宫范闻是个见风使舵的,眼见着这个家里明显宁予年说话不算,膝盖轻轻一拐便跟着朝向了黎淮。
比起被迫变号,他还是更愿意给自己弟媳服软装乖:“宁予年长期单身,我看他房间灯亮着,下意识以为只有他一个。”
一番话给不小心撞见黎淮房|事道歉的同时,还想带着再讨好讨好宁予年。
黎淮身上套着墨绿的御锦织分体睡衣,衬得领口肌肤雪白,刚从床上起来眼睛还有些没睁开。

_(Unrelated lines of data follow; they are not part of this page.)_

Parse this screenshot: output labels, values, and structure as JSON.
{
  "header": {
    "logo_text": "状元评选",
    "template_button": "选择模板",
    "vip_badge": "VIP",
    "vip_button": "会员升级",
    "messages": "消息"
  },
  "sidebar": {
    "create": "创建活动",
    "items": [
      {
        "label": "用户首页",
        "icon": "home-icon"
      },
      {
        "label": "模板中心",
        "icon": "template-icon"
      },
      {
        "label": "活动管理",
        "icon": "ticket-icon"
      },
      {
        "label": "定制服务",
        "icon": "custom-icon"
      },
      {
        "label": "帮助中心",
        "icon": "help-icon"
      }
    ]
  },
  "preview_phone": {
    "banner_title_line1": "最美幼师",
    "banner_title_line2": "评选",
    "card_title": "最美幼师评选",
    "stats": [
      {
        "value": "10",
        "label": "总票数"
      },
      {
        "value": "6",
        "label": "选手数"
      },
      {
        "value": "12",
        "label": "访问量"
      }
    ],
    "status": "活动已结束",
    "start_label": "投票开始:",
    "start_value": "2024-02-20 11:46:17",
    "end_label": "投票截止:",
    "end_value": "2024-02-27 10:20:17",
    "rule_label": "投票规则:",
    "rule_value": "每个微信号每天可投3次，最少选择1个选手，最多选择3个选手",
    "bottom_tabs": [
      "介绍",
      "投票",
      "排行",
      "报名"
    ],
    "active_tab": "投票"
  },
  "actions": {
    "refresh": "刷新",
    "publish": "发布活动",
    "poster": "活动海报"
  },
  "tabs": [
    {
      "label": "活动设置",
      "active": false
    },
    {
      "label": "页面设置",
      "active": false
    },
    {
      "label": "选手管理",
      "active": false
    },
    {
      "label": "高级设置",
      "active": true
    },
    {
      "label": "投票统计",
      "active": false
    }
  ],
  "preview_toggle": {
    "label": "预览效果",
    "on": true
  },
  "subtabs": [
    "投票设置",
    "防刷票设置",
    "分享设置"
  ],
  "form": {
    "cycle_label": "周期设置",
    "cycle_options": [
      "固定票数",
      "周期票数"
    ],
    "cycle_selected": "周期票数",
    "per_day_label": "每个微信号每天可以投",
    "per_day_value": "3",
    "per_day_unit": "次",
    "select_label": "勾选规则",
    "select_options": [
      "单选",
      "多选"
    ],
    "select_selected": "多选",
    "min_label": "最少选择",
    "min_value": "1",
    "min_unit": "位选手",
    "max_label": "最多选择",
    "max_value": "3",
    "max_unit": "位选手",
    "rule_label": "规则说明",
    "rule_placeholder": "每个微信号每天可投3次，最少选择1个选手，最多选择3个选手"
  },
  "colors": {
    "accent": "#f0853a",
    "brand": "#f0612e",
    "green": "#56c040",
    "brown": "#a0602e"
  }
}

他推着眼镜辨认了半天,才把此刻低眉顺眼跪在椅垫上的宫范闻,和最初博物馆那个风流倜傥借他们凤冠的人对上。
“你怎么不走正门?”黎淮真心发问。
宫范闻也真心作答:“走正门我们今天大概就没机会见面了。”
感觉撑不过五分钟就会被春煜捉走。
黎淮又转问宁予年:“来人了干嘛不告诉我?”
宁予年无辜眨眼,丝毫不觉得有什么不对:“反正是无关紧要的人,我刚准备随便打发走回去找你睡觉。”
宫范闻:“……”
可真是我好兄弟。
好说歹说,还是黎淮拍板留了宫范闻一晚。
宫范闻一听自己骗赖成功,立马恢复纨绔,施施然从椅子上起来抻直衣服,牵住黎淮的手背就想弯腰来一口。
眼前黎淮舒展白皙的五指是极好看的。
他的审美取向跟宁予年不能说像,只能说一模一样。
但不等他一嘴感激美人的“肺腑之言”出口,这只极好看的手已经被宁予年夺走:“要睡滚去楼上客房睡。”

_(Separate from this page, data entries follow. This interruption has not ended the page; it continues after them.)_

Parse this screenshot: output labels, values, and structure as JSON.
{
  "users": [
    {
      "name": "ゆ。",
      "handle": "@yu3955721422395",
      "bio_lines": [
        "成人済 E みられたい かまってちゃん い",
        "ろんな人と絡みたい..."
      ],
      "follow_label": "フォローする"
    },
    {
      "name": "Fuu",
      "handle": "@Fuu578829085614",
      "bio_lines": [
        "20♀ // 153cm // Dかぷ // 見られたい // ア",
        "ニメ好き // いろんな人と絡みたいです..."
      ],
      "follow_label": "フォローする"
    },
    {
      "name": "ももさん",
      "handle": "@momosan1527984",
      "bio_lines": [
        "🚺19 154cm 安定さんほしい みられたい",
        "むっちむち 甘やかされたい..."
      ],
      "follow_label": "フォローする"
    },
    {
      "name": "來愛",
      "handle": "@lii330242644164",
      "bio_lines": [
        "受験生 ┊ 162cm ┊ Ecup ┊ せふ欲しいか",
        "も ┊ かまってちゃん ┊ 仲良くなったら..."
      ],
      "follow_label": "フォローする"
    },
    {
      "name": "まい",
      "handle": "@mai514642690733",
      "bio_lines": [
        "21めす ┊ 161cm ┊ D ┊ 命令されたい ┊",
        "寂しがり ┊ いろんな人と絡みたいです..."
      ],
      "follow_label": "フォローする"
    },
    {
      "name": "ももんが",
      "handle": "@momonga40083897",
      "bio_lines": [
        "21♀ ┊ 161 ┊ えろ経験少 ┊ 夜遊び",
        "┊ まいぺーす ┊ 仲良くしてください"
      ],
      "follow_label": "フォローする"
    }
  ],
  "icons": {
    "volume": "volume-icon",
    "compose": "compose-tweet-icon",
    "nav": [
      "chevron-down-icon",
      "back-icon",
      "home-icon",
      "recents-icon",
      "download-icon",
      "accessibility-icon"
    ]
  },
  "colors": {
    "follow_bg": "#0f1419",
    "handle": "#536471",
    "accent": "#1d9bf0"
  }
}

宫范闻寄人篱下,能屈能伸露出一个笑:“好的哥,房子是你老婆的,你说了算。”
说完,他便贼心不死扭向黎淮问能不能带个路。
正好黎淮自己也有点渴,索性陪着出去。
宁予年看着宫范闻这个登徒浪子,左一句右一句变着花跟黎淮套近乎,白眼恨不得翻上天。
连黎淮倒水,也要凑着多要一杯。
就是宫范闻杯子里的水刚喂进嘴,便在闻声扭头看清从楼上下来的春棠时,哗啦哗啦尽数从嘴里漏下去。

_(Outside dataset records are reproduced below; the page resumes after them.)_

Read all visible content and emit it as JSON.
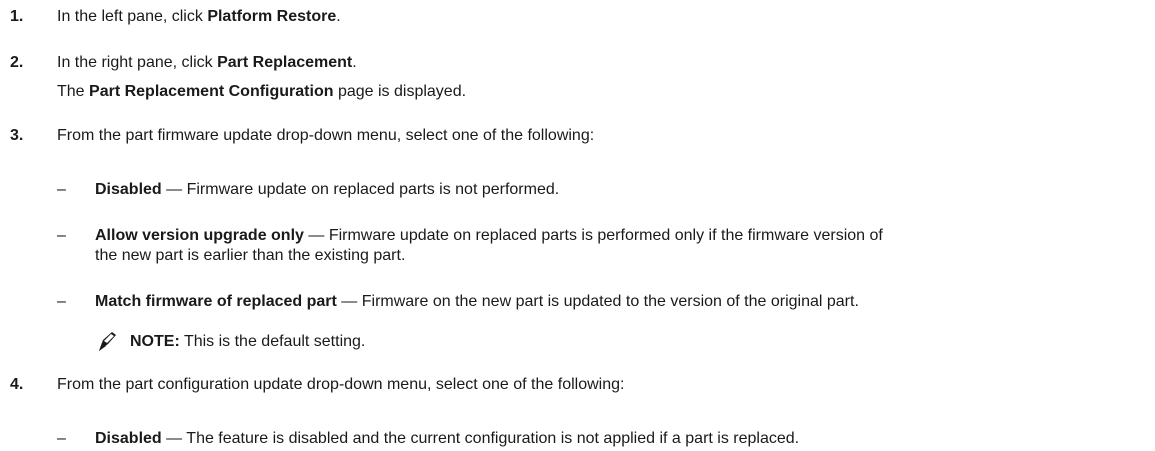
{
  "steps": [
    {
      "num": "1.",
      "pre": "In the left pane, click ",
      "bold": "Platform Restore",
      "post": "."
    },
    {
      "num": "2.",
      "pre": "In the right pane, click ",
      "bold": "Part Replacement",
      "post": ".",
      "result": {
        "pre": "The ",
        "bold": "Part Replacement Configuration",
        "post": " page is displayed."
      }
    },
    {
      "num": "3.",
      "text": "From the part firmware update drop-down menu, select one of the following:",
      "options": [
        {
          "dash": "–",
          "term": "Disabled",
          "desc": " — Firmware update on replaced parts is not performed."
        },
        {
          "dash": "–",
          "term": "Allow version upgrade only",
          "desc": " — Firmware update on replaced parts is performed only if the firmware version of",
          "desc2": "the new part is earlier than the existing part."
        },
        {
          "dash": "–",
          "term": "Match firmware of replaced part",
          "desc": " — Firmware on the new part is updated to the version of the original part."
        }
      ],
      "note": {
        "icon": "pencil-note-icon",
        "label": "NOTE:",
        "text": " This is the default setting."
      }
    },
    {
      "num": "4.",
      "text": "From the part configuration update drop-down menu, select one of the following:",
      "options": [
        {
          "dash": "–",
          "term": "Disabled",
          "desc": " — The feature is disabled and the current configuration is not applied if a part is replaced."
        }
      ]
    }
  ]
}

春棠不过是半夜下来看见黎淮和宁予年,随口问了一句怎么还没睡。
也没想过自己还能看见表演水龙头开闸的。
宫范闻吐完水,是定睛再定睛才确认眼前白发蓝眼睛的人不是春煜——春煜不是长头发。
他拍着胸口给自己顺气:“是风水问题吗,这房子里美人怎么这么多。这个有对象没?这个我也可以。”
宁予年终于没忍住幸灾乐祸笑出了声:“再借十个胆子你也不敢。”
宫范闻想说这有什么不敢,就听还站在扶梯上的人竟是一口叫出了他的名字。
宫范闻呆了。
春棠记人脸很厉害。
虽然之前只简单看过一两回照片,但他还是一眼认出了这个厨房里多出来的男人:“你是我哥追的那个啊,我说他怎么莫名其妙挑在半夜过来。”
宫范闻:“?”
春棠:“他刚跟我说在路上了。”
宫范闻:“???”
春棠:“现在应该已经到了。”
话音落下,门铃应声响起。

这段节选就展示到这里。